Since the last staff survey the PCT has taken action on areas such as violence - something that remains a serious problem for many NHS organisations, particularly ambulance trusts. The PCT has put bullying and harassment advisers in place as part of a newly drafted violence and aggression policy developed by Team Link and the working group the team set up to concentrate on the issue.

'We have also done a lot of work on incident reporting this year, ' says Ruth.

'We have had training in all staff locations to try to increase awareness of how to report incidents and where and how lessons can be learned.'

An open culture Tavistock and Portman trust is among the highest ranked mental health trusts in the staff survey, one of the top 20 NHS organisations in five of the categories and the fifth highest ranked for job satisfaction and ninth for support from supervisors.

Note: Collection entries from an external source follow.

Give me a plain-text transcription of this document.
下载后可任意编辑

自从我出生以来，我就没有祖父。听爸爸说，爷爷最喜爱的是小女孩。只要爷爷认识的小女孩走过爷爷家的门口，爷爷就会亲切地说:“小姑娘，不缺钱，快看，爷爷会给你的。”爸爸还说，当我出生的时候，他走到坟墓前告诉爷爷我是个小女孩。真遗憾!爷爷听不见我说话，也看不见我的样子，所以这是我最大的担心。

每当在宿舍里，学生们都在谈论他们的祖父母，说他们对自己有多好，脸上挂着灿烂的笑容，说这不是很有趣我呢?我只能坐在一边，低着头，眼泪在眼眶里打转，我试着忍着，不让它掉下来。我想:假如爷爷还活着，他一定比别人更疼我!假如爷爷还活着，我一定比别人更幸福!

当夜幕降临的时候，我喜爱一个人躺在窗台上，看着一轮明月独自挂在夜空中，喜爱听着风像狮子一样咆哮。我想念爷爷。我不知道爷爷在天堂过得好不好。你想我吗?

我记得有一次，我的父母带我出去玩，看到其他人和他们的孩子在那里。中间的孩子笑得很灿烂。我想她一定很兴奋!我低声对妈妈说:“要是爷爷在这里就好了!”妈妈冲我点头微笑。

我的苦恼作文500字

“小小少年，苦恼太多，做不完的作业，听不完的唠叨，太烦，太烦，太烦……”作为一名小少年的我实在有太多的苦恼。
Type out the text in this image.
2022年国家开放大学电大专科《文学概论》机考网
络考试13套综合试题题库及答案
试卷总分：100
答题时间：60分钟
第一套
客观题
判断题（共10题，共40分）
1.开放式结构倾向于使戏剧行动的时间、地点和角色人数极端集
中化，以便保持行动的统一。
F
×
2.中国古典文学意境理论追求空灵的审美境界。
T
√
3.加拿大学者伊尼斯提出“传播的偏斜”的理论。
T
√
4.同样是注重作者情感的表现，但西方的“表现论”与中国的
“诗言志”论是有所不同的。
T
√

Director of human resources Susan Thomas puts the positive feelings down to the commitment of staff and how the trust treats them. 'We have a very low staff turnover and I think That is perhaps what effects the job satisfaction and the amount of support people get, ' she says.

The trust is relatively small, employing just 450 people, and is highly specialised around therapeutic interventions.

'We are also a training organisation, so we train people who later apply for a job here and succeed, ' adds Susan. 'So in terms of clinical activity and training we are used to giving people supervision. It is integral to the way we practise.' The trust has carried out staff surveys for the last five years, has focus groups in place for staff to provide feedback and develop ideas and promotes an open culture. 'We try to show our staff we listen to what they tell us, ' says Susan. 'We take the evidence they give us and do something with it.' The trust has a staff advice and consultation service where employees can talk about issues with the clinicians and lay staff who make up the service. It tries to extend the care it shows to its patients to its staff.

'We are pleased to have performed well in work/life balance because It is very important that in specialising in the treatment of children and family groups we try to make sure that happens for our staff as well, ' says Susan.